I was offered a chance to work with arguably the best stage director in the English-speaking theatre of the 20th century and declined.
I was accepted to arguably the best MBA program in the world and didn’t go.*
All that happened by the time I turned twenty-five. As I look back over the timeline of my life, it is easy to see a pattern of failure. No wonder my recurringest dream is of being a freshman at that college again, on the first day of classes.

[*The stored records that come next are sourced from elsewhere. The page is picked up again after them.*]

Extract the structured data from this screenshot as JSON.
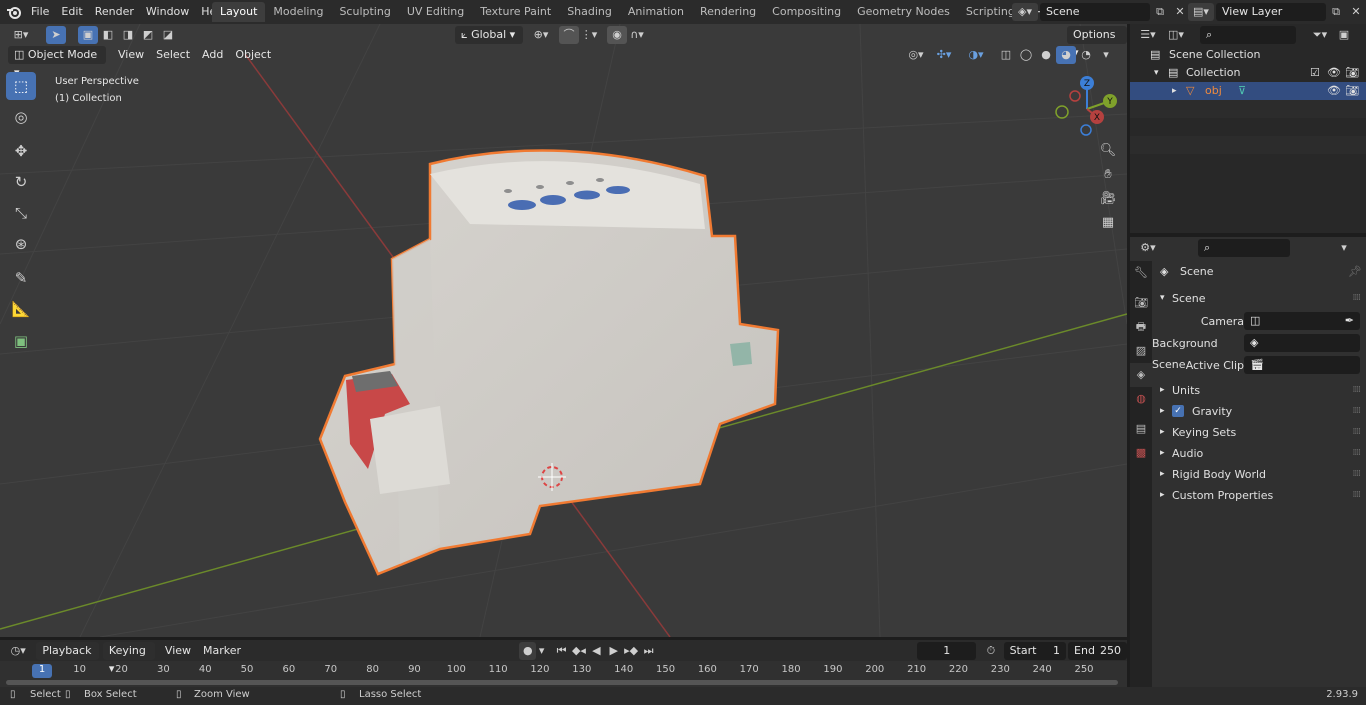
{
  "topbar": {
    "menus": [
      "File",
      "Edit",
      "Render",
      "Window",
      "Help"
    ],
    "workspaces": [
      "Layout",
      "Modeling",
      "Sculpting",
      "UV Editing",
      "Texture Paint",
      "Shading",
      "Animation",
      "Rendering",
      "Compositing",
      "Geometry Nodes",
      "Scripting"
    ],
    "active_workspace": "Layout",
    "add_tab": "+",
    "scene": "Scene",
    "view_layer": "View Layer"
  },
  "tool_header": {
    "orientation": "Global",
    "options": "Options"
  },
  "viewport_header": {
    "mode": "Object Mode",
    "menus": [
      "View",
      "Select",
      "Add",
      "Object"
    ]
  },
  "viewport": {
    "perspective": "User Perspective",
    "collection": "(1) Collection",
    "gizmo": {
      "x": "X",
      "y": "Y",
      "z": "Z"
    }
  },
  "outliner": {
    "scene_collection": "Scene Collection",
    "collection": "Collection",
    "object": "obj"
  },
  "properties": {
    "context": "Scene",
    "section": "Scene",
    "fields": [
      {
        "label": "Camera"
      },
      {
        "label": "Background Scene"
      },
      {
        "label": "Active Clip"
      }
    ],
    "panels": [
      "Units",
      "Gravity",
      "Keying Sets",
      "Audio",
      "Rigid Body World",
      "Custom Properties"
    ],
    "gravity_checked": true
  },
  "timeline": {
    "menus": [
      "Playback",
      "Keying",
      "View",
      "Marker"
    ],
    "current_frame": "1",
    "start_label": "Start",
    "start": "1",
    "end_label": "End",
    "end": "250",
    "ticks": [
      "1",
      "10",
      "20",
      "30",
      "40",
      "50",
      "60",
      "70",
      "80",
      "90",
      "100",
      "110",
      "120",
      "130",
      "140",
      "150",
      "160",
      "170",
      "180",
      "190",
      "200",
      "210",
      "220",
      "230",
      "240",
      "250"
    ]
  },
  "statusbar": {
    "select": "Select",
    "box_select": "Box Select",
    "zoom_view": "Zoom View",
    "lasso_select": "Lasso Select",
    "version": "2.93.9"
  },
  "colors": {
    "accent": "#4772b3",
    "selection_outline": "#f07a32",
    "x_axis": "#b5413f",
    "y_axis": "#7fa12b",
    "z_axis": "#3c7fd8"
  }
}
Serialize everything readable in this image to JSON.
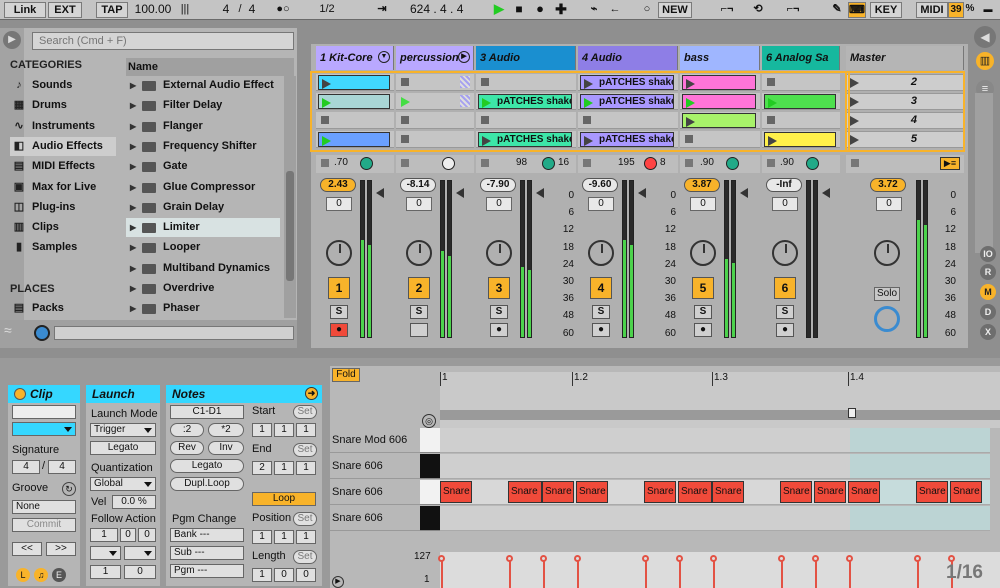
{
  "toolbar": {
    "link": "Link",
    "ext": "EXT",
    "tap": "TAP",
    "tempo": "100.00",
    "sig_num": "4",
    "sig_slash": "/",
    "sig_den": "4",
    "quant": "1/2",
    "position": "624 .   4 .   4",
    "new": "NEW",
    "key": "KEY",
    "midi": "MIDI",
    "cpu": "39",
    "cpu_unit": "%"
  },
  "browser": {
    "search_placeholder": "Search (Cmd + F)",
    "categories_title": "CATEGORIES",
    "categories": [
      "Sounds",
      "Drums",
      "Instruments",
      "Audio Effects",
      "MIDI Effects",
      "Max for Live",
      "Plug-ins",
      "Clips",
      "Samples"
    ],
    "places_title": "PLACES",
    "places": [
      "Packs"
    ],
    "list_header": "Name",
    "items": [
      "External Audio Effect",
      "Filter Delay",
      "Flanger",
      "Frequency Shifter",
      "Gate",
      "Glue Compressor",
      "Grain Delay",
      "Limiter",
      "Looper",
      "Multiband Dynamics",
      "Overdrive",
      "Phaser"
    ]
  },
  "tracks": [
    {
      "name": "1 Kit-Core",
      "color": "#b9a8ff",
      "vol": "2.43",
      "pan": "0",
      "num": "1",
      "sub": ".70",
      "clips": [
        {
          "color": "#41d7ff",
          "label": ""
        },
        {
          "color": "#a9d6d6",
          "label": ""
        },
        {
          "color": "",
          "label": ""
        },
        {
          "color": "#6aa0ff",
          "label": ""
        }
      ]
    },
    {
      "name": "percussion",
      "color": "#b9a8ff",
      "vol": "-8.14",
      "pan": "0",
      "num": "2",
      "sub": "",
      "clips": [
        {
          "color": "",
          "label": ""
        },
        {
          "color": "",
          "label": ""
        },
        {
          "color": "",
          "label": ""
        },
        {
          "color": "",
          "label": ""
        }
      ]
    },
    {
      "name": "3 Audio",
      "color": "#1a8fd0",
      "vol": "-7.90",
      "pan": "0",
      "num": "3",
      "sub": "98",
      "sub2": "16",
      "clips": [
        {
          "color": "",
          "label": ""
        },
        {
          "color": "#3de6a8",
          "label": "pATCHES shake"
        },
        {
          "color": "",
          "label": ""
        },
        {
          "color": "#3de6a8",
          "label": "pATCHES shake"
        }
      ]
    },
    {
      "name": "4 Audio",
      "color": "#8e7ee6",
      "vol": "-9.60",
      "pan": "0",
      "num": "4",
      "sub": "195",
      "sub2": "8",
      "clips": [
        {
          "color": "#a998ff",
          "label": "pATCHES shake"
        },
        {
          "color": "#a998ff",
          "label": "pATCHES shake"
        },
        {
          "color": "",
          "label": ""
        },
        {
          "color": "#a998ff",
          "label": "pATCHES shake"
        }
      ]
    },
    {
      "name": "bass",
      "color": "#9fb6ff",
      "vol": "3.87",
      "pan": "0",
      "num": "5",
      "sub": ".90",
      "clips": [
        {
          "color": "#ff74d8",
          "label": ""
        },
        {
          "color": "#ff74d8",
          "label": ""
        },
        {
          "color": "#a8f26a",
          "label": ""
        },
        {
          "color": "",
          "label": ""
        }
      ]
    },
    {
      "name": "6 Analog Sa",
      "color": "#16b89e",
      "vol": "-Inf",
      "pan": "0",
      "num": "6",
      "sub": ".90",
      "clips": [
        {
          "color": "",
          "label": ""
        },
        {
          "color": "#4ee04e",
          "label": ""
        },
        {
          "color": "",
          "label": ""
        },
        {
          "color": "#fff04a",
          "label": ""
        }
      ]
    }
  ],
  "master": {
    "name": "Master",
    "vol": "3.72",
    "pan": "0",
    "solo": "Solo",
    "scenes": [
      "2",
      "3",
      "4",
      "5"
    ]
  },
  "meter_scale": [
    "0",
    "6",
    "12",
    "18",
    "24",
    "30",
    "36",
    "48",
    "60"
  ],
  "meter_levels": [
    0.62,
    0.55,
    0.45,
    0.62,
    0.5,
    0.0,
    0.75
  ],
  "clip_view": {
    "title": "Clip",
    "signature_label": "Signature",
    "sig_num": "4",
    "sig_slash": "/",
    "sig_den": "4",
    "groove_label": "Groove",
    "groove_value": "None",
    "commit": "Commit",
    "prev": "<<",
    "next": ">>"
  },
  "launch": {
    "title": "Launch",
    "mode_label": "Launch Mode",
    "mode": "Trigger",
    "legato": "Legato",
    "quant_label": "Quantization",
    "quant": "Global",
    "vel": "Vel",
    "vel_value": "0.0 %",
    "follow_label": "Follow Action",
    "fa1": "1",
    "fa2": "0",
    "fa3": "0",
    "fa4": "1",
    "fa5": "0"
  },
  "notes": {
    "title": "Notes",
    "range": "C1-D1",
    "half": ":2",
    "double": "*2",
    "rev": "Rev",
    "inv": "Inv",
    "legato": "Legato",
    "dupl": "Dupl.Loop",
    "pgm_label": "Pgm Change",
    "bank": "Bank ---",
    "sub": "Sub ---",
    "pgm": "Pgm ---",
    "start_label": "Start",
    "set": "Set",
    "start": [
      "1",
      "1",
      "1"
    ],
    "end_label": "End",
    "end": [
      "2",
      "1",
      "1"
    ],
    "loop": "Loop",
    "position_label": "Position",
    "position": [
      "1",
      "1",
      "1"
    ],
    "length_label": "Length",
    "length": [
      "1",
      "0",
      "0"
    ]
  },
  "editor": {
    "fold": "Fold",
    "ruler": [
      "1",
      "1.2",
      "1.3",
      "1.4"
    ],
    "rows": [
      "Snare Mod 606",
      "Snare 606",
      "Snare 606",
      "Snare 606"
    ],
    "note_label": "Snare",
    "vel_max": "127",
    "vel_min": "1",
    "grid": "1/16"
  }
}
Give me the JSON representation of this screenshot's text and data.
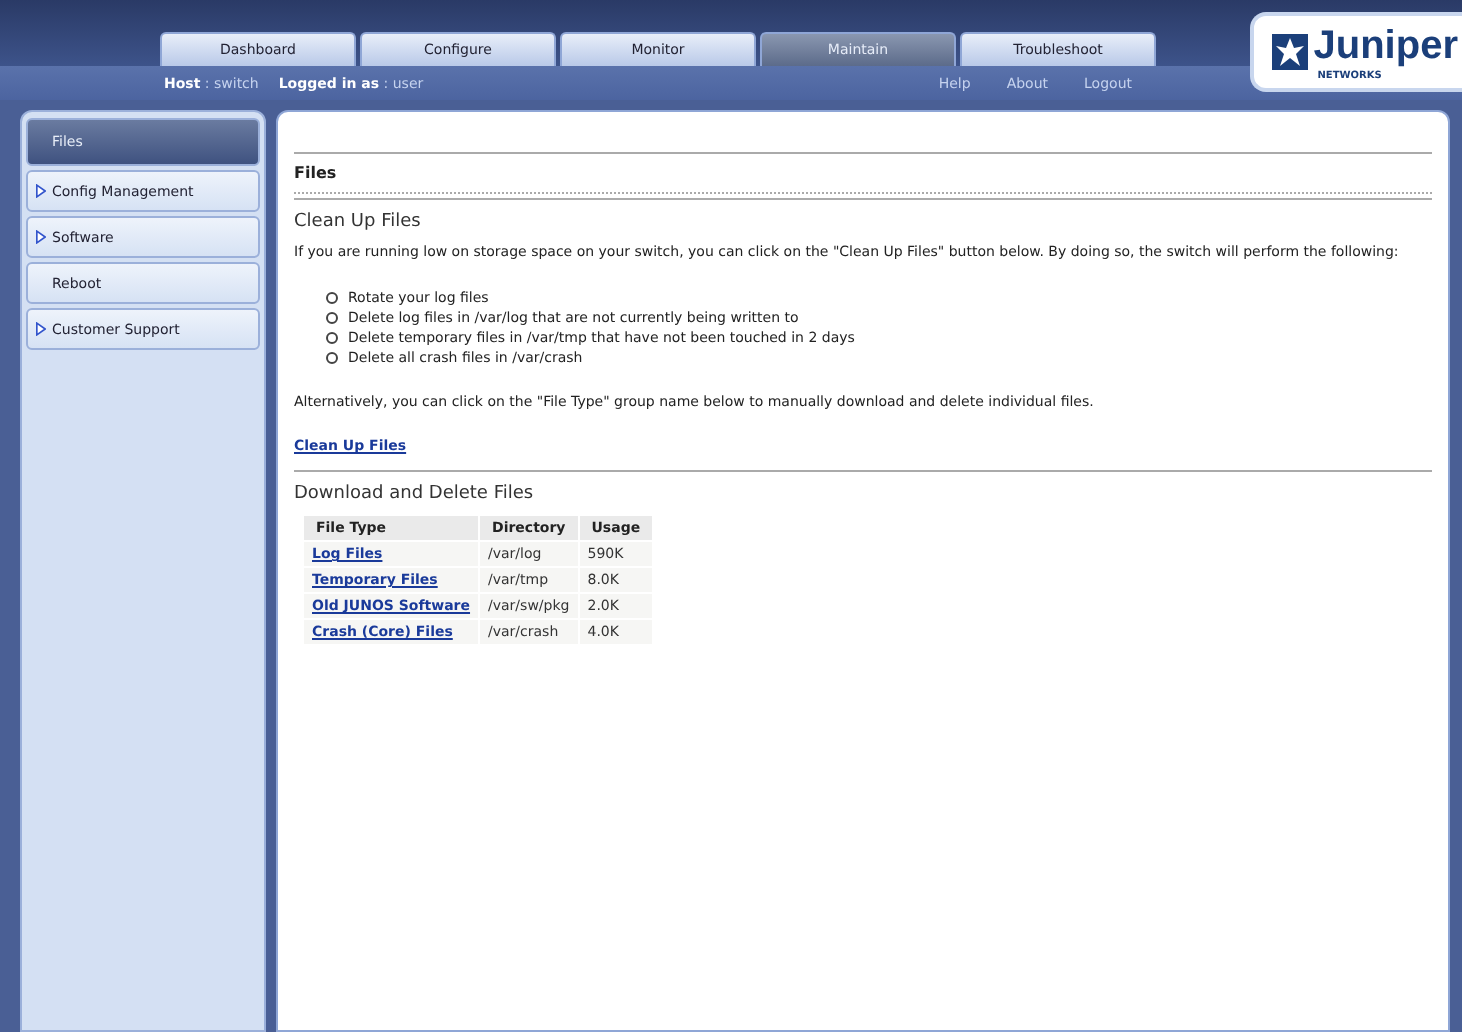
{
  "tabs": [
    {
      "label": "Dashboard",
      "selected": false
    },
    {
      "label": "Configure",
      "selected": false
    },
    {
      "label": "Monitor",
      "selected": false
    },
    {
      "label": "Maintain",
      "selected": true
    },
    {
      "label": "Troubleshoot",
      "selected": false
    }
  ],
  "session": {
    "host_label": "Host",
    "host": ": switch",
    "user_label": "Logged in as",
    "user": ": user"
  },
  "header_links": [
    "Help",
    "About",
    "Logout"
  ],
  "logo": {
    "name": "Juniper",
    "tagline": "NETWORKS"
  },
  "sidebar": {
    "items": [
      {
        "label": "Files",
        "selected": true,
        "expandable": false
      },
      {
        "label": "Config Management",
        "selected": false,
        "expandable": true
      },
      {
        "label": "Software",
        "selected": false,
        "expandable": true
      },
      {
        "label": "Reboot",
        "selected": false,
        "expandable": false
      },
      {
        "label": "Customer Support",
        "selected": false,
        "expandable": true
      }
    ]
  },
  "page": {
    "title": "Files",
    "cleanup": {
      "heading": "Clean Up Files",
      "intro": "If you are running low on storage space on your switch, you can click on the \"Clean Up Files\" button below. By doing so, the switch will perform the following:",
      "steps": [
        "Rotate your log files",
        "Delete log files in /var/log that are not currently being written to",
        "Delete temporary files in /var/tmp that have not been touched in 2 days",
        "Delete all crash files in /var/crash"
      ],
      "note": "Alternatively, you can click on the \"File Type\" group name below to manually download and delete individual files.",
      "link": "Clean Up Files"
    },
    "download": {
      "heading": "Download and Delete Files",
      "columns": [
        "File Type",
        "Directory",
        "Usage"
      ],
      "rows": [
        [
          "Log Files",
          "/var/log",
          "590K"
        ],
        [
          "Temporary Files",
          "/var/tmp",
          "8.0K"
        ],
        [
          "Old JUNOS Software",
          "/var/sw/pkg",
          "2.0K"
        ],
        [
          "Crash (Core) Files",
          "/var/crash",
          "4.0K"
        ]
      ]
    }
  }
}
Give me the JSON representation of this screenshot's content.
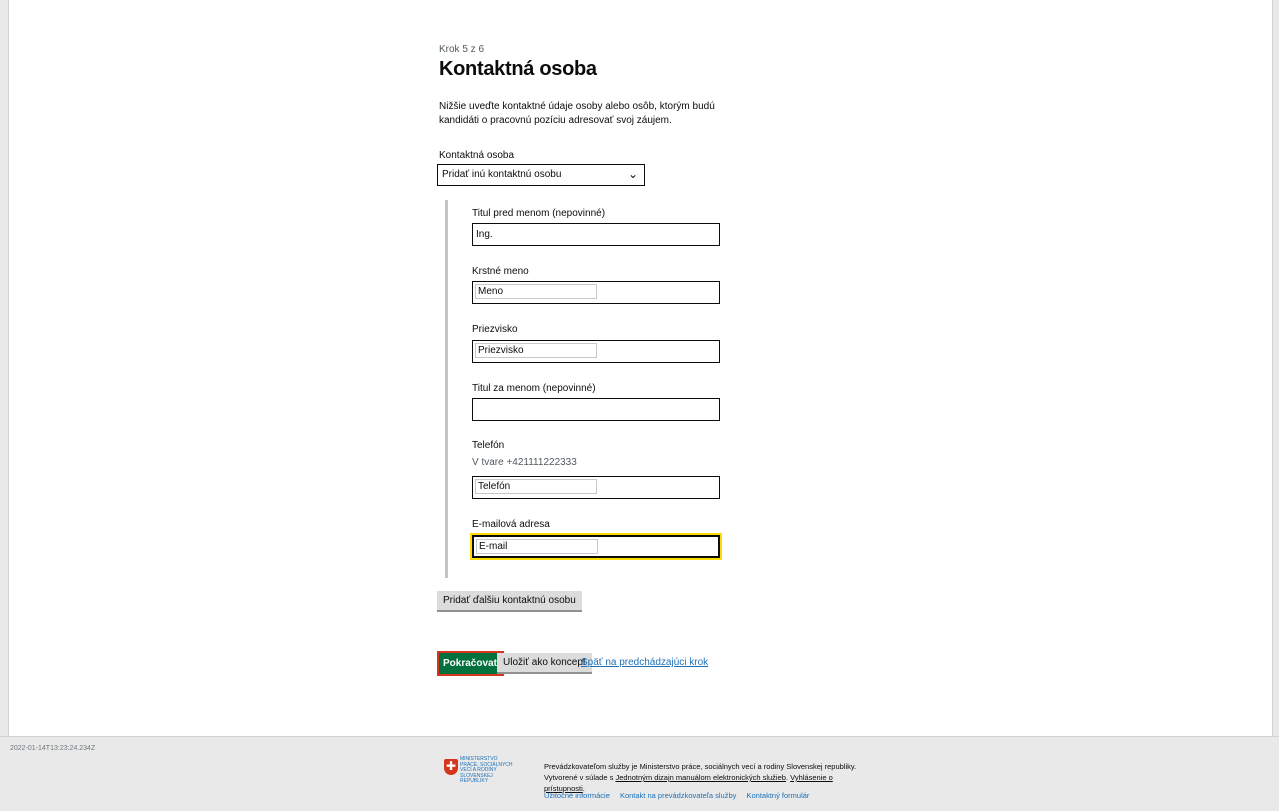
{
  "form": {
    "step_caption": "Krok 5 z 6",
    "title": "Kontaktná osoba",
    "lead": "Nižšie uveďte kontaktné údaje osoby alebo osôb, ktorým budú kandidáti o pracovnú pozíciu adresovať svoj záujem.",
    "contact_select": {
      "label": "Kontaktná osoba",
      "selected": "Pridať inú kontaktnú osobu"
    },
    "fields": {
      "title_before": {
        "label": "Titul pred menom (nepovinné)",
        "value": "Ing."
      },
      "first_name": {
        "label": "Krstné meno",
        "value": "Meno"
      },
      "last_name": {
        "label": "Priezvisko",
        "value": "Priezvisko"
      },
      "title_after": {
        "label": "Titul za menom (nepovinné)",
        "value": ""
      },
      "phone": {
        "label": "Telefón",
        "hint": "V tvare +421111222333",
        "value": "Telefón"
      },
      "email": {
        "label": "E-mailová adresa",
        "value": "E-mail"
      }
    },
    "add_contact_button": "Pridať ďalšiu kontaktnú osobu",
    "actions": {
      "continue": "Pokračovať",
      "save_draft": "Uložiť ako koncept",
      "back": "Späť na predchádzajúci krok"
    }
  },
  "footer": {
    "timestamp": "2022-01-14T13:23:24.234Z",
    "logo_text": "MINISTERSTVO PRÁCE, SOCIÁLNYCH VECÍ A RODINY SLOVENSKEJ REPUBLIKY",
    "operator_text": "Prevádzkovateľom služby je Ministerstvo práce, sociálnych vecí a rodiny Slovenskej republiky. Vytvorené v súlade s",
    "manual_link": "Jednotným dizajn manuálom elektronických služieb",
    "accessibility_link": "Vyhlásenie o prístupnosti",
    "links": [
      "Užitočné informácie",
      "Kontakt na prevádzkovateľa služby",
      "Kontaktný formulár"
    ]
  },
  "colors": {
    "primary_button": "#00703c",
    "focus": "#ffdd00",
    "link": "#1d70b8",
    "error_outline": "#d4351c"
  }
}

I’ve always wanted a chance to start over. Now I finally have it. Simple reason:
I am a Catholic studying for my final degree. I suspect there will be no more colleges, theaters, or graduate schools in my life as it moves on toward evening. But I am at peace at last. I am a Catholic, and every day is the first day back at school—notebooks new and unmarked, pencils sharpened, lunch in my bag.
To be Catholic is to be embarked on a lifelong learning program. The degree offered is final, and unfinished.
So far (for me) the syllabus has included:
- Countless books of fiction and non.
- Learning about the charism of Communion and Liberation, than which there isn’t a smarter, more studious bunch in all Christendom.
- Walking the Camino de Santiago with my adult daughter and in company with millions of Christian pilgrims over 1,200 years.
- Making a Cursillo.
- Being offered (and accepting this time) the opportunity to work with a (spiritual) director.
- Undertaking the Ignatian Spiritual Exercises under the direction of the Boston Cursillo team of Fr. John Sassani and Mary Ann McLaughlin.
What's next? Who knows? Doesn't matter. Being a Catholic is like being a kid again—back in school, wondering what sort of sandwich Mom made for me today.
*NOTE: All three anecdotes figure prominently in the memoir I am writing. The college, director, and MBA program were Amherst, Peter Brook, and Harvard, respectively.